The Green solution? Make their journeys even longer and more costly. Make parking impossible or impossibly expensive. Make their lives so miserable that they have no choice but to comply and conform; Or crack up; Or lose their jobs with stress; Pass the pain to their children as well.
Quite clearly, the Greens and others have learned from the privilege of kings where taxation was seen as a right. This is the nature of modern government: the responsibility to impose taxes is seen as an entitlement and a privilege that every party demands so as to squeeze the citizenry into conformity. The USC is the greatest example of a temporary tax that persists with opioid-like dependency. Why turn off the tap?
For the Greens, taxation is not for awful things like funding wars overseas as was the rationale of Kings, but for such wholesome issues as the ‘environment’, cycle lanes and punishing bad behaviour. All good things. And bad behaviour is, axiomatically, bad, thus it deserves to be taxed.
Except the government – and the Greens – already get a lot of taxes.
They tax your earnings – PAYE, PRSE, USC. Your house is taxed.
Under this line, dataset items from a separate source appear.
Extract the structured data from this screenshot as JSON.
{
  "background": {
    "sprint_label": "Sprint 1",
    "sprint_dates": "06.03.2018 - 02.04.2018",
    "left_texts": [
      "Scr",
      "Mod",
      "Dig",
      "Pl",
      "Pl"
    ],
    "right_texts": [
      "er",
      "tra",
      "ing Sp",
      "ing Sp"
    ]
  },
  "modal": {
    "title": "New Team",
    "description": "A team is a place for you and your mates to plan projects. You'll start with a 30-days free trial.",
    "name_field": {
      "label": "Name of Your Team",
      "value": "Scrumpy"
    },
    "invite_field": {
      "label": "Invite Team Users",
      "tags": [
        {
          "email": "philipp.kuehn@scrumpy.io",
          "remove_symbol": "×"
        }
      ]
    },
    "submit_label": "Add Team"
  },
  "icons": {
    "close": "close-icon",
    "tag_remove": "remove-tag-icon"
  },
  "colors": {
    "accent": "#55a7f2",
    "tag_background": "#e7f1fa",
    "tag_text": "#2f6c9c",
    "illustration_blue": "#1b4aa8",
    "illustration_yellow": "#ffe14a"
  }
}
Your car is taxed. When you buy a house there is a tax. Your cigarettes are taxed. Heavily. Your beer is taxed. Heavily. Your petrol is taxed. Heavily. Your food is taxed. There is a pension levy. You pay tolls to drive more and more roads. You heat your house: it is taxed. Your electricity is taxed. Then you pay carbon taxes. Sugar taxes.
The Green Party wants to tax you so you won’t be able to buy the SUV you can’t afford. It wants to tax you for driving into the city instead of paying the €155 monthly public transport fee (best value monthly integrated ticket) that you haven’t factored into your budget
The point is that government has no reservations about squeezing you a little more in order to progress an ideology, and that you are probably paying twice as much tax as you think with all the hidden charges.
This isn’t an argument for small government, or an argument against big government. There are plenty of tracts that act out that discussion. It is an argument against progressive, coercive taxation ‘nudges’ that are perversely aimed at making your life that little bit more difficult in order to impose a particular worldview.
This is not new but it is looking increasing like a clockwork orange. Taxation for something in return: that’s the social contract. Taxation to make life a little more difficult: it feels like the divine right of kings revisited.